Nicole Eaton, que tout le monde appelle Nikki est la narratrice de ce roman. Jeune trentenaire mal dans sa peau, journaliste dans la feuille de chou locale. Maigre, maîtresse d’un homme marié en instance de divorce depuis près de quatre ans (sera-t-il libre un jour ?), cadette d’une sœur un peu trop sûre d’elle qui la tyrannise, elle arbore depuis peu une nouvelle coupe de cheveux – punk et rose – qui va faire sensation dans sa famille très traditionnaliste.

Dans l’ouest de cet état de New-York dont je maîtrise maintenant la géographie (« Mère disparue » est mon 21e JCO), l’histoire commence sur une réunion de famille : la sacro-sainte fête des mères. Nikki arrive chez sa mère (Gwen, veuve depuis quelques années) pour constater que celle-ci a encore invité des tas de gens qui n'ont rien à faire là en cette occasion : Alyce la meilleure amie de maman, un artisan qui était venu débarrasser la maison de ses fourmis quelques jours plus tôt, la toute nouvelle amie de maman connue au centre commercial… Exaspérée plus que surprise, Nikki choisit de ne pas faire de remarque : sa mère était comme ça, accordant à tout être humain une confiance et une amitié entière dès la première minute.

« Cela te jouera des tours maman » prophétisèrent Nikki et Clare.

Après une première partie de préambule destinée à poser les personnages, Joyce Carol Oates en vient ensuite avec les fameux « tours » que le destin réservait à maman : une trentaine de coups de couteaux qu’un cambrioleur lui asséna, la laissant inerte sur le sol cimenté du garage. Dans une mare de sang.

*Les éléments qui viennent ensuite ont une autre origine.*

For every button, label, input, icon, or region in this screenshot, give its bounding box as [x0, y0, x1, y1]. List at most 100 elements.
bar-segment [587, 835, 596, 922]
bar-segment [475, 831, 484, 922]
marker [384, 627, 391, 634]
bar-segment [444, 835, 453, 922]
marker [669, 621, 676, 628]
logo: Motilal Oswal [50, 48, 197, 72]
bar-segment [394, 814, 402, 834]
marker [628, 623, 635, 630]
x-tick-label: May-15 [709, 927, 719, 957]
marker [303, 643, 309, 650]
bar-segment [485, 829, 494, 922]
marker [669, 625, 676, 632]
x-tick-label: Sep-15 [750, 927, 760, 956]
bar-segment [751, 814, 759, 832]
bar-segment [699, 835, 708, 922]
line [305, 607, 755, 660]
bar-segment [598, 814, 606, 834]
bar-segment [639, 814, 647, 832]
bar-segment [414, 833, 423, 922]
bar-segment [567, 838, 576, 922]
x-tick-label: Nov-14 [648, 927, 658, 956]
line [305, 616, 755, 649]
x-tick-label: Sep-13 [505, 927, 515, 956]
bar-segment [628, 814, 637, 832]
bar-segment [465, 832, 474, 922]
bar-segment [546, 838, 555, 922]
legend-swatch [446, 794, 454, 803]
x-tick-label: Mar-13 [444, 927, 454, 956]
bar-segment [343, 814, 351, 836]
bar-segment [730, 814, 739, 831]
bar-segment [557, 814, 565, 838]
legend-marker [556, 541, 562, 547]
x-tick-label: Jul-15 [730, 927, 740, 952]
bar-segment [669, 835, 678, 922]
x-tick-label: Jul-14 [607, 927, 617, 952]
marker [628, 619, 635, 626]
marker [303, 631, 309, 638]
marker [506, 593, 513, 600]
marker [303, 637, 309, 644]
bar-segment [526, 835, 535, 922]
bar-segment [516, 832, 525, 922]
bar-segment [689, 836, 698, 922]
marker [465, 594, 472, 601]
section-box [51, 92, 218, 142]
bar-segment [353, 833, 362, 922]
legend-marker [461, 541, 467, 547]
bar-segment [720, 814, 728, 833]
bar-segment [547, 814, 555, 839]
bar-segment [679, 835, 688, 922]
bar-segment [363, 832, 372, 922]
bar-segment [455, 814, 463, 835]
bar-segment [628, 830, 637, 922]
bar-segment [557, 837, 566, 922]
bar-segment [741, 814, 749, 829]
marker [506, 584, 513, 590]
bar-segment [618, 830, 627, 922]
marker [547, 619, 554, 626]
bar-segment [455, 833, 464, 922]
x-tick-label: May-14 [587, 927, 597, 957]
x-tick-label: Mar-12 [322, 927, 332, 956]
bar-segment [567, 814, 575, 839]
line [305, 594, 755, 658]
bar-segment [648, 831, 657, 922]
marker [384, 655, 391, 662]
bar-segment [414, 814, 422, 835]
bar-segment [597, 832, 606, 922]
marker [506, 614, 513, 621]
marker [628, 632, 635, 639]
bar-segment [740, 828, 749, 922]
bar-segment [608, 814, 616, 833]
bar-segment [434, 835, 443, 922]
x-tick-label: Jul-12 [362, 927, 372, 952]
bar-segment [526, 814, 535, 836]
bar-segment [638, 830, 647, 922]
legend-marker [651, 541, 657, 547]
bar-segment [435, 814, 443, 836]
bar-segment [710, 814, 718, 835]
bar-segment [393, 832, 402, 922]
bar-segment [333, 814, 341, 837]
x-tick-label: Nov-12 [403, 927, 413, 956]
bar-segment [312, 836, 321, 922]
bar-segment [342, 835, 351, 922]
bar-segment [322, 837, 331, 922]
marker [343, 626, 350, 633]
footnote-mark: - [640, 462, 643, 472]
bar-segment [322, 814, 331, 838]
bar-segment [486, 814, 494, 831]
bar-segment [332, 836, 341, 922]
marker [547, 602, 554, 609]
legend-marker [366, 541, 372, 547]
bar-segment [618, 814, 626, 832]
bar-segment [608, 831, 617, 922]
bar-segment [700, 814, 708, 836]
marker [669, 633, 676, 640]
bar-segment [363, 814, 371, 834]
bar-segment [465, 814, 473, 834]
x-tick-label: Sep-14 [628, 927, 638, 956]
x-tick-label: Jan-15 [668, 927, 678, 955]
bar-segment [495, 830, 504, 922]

Coup de téléphone hystérique au 911, ambulance, police, coroner, rubans jaunes délimitant la scène de crime, attroupement de voisins se hissant sur la pointe des pieds pour voir quelque-chose. Larmes. Douleur insoutenable. « Ne craque pas Nikki, ne craque pas. Pas devant tout le monde ! »

Enquête de la criminelle. Pour la forme. Car l’enquête n’intéresse pas JCO : elle n’a jamais écrit de roman policier (du moins, pas sous son vrai nom) et « Mère disparue » n’en sera pas un non plus. Toute l’enquête est bouclée en à peine quatre pages (sur plus de 500). On relève les indices, on trouve l’identité du coupable, on l’arrête, on le colle au trou. Et c’est fini !

Non, ce qui intéresse l’auteure, ce sont les répercussions de ce tragique évènement sur les survivants. Vont-ils se remettre ? Va-t-on assister à une renaissance ou à une descente aux enfers ? Que vont devenir les deux orphelines ? Leur famille, l’attitude des voisins… Et les affaires de maman qu’il faudra trier, la maison qu’il faudra vider pour « la mettre sur le marché ». Autant de souvenirs qu’on aura l’impression de balayer. Une mère qu’on aura l’impression de mettre à la porte. D’abandonner. De trahir, peut-être ?

La période durant laquelle on ne veut voir personne : « Fichez-moi la paix ! Laissez-nous ma douleur et moi… » Tous ces petits riens qui nous rappellent l’être cher, disparu et qui ne reviendra jamais, mais que pourtant on s’attend à voir réapparaître d’un instant à l’autre. Qu’on avait cru immortel, et qui ne l’était finalement pas. Les regrets tardifs, les occasions manquées qui font atrocement mal.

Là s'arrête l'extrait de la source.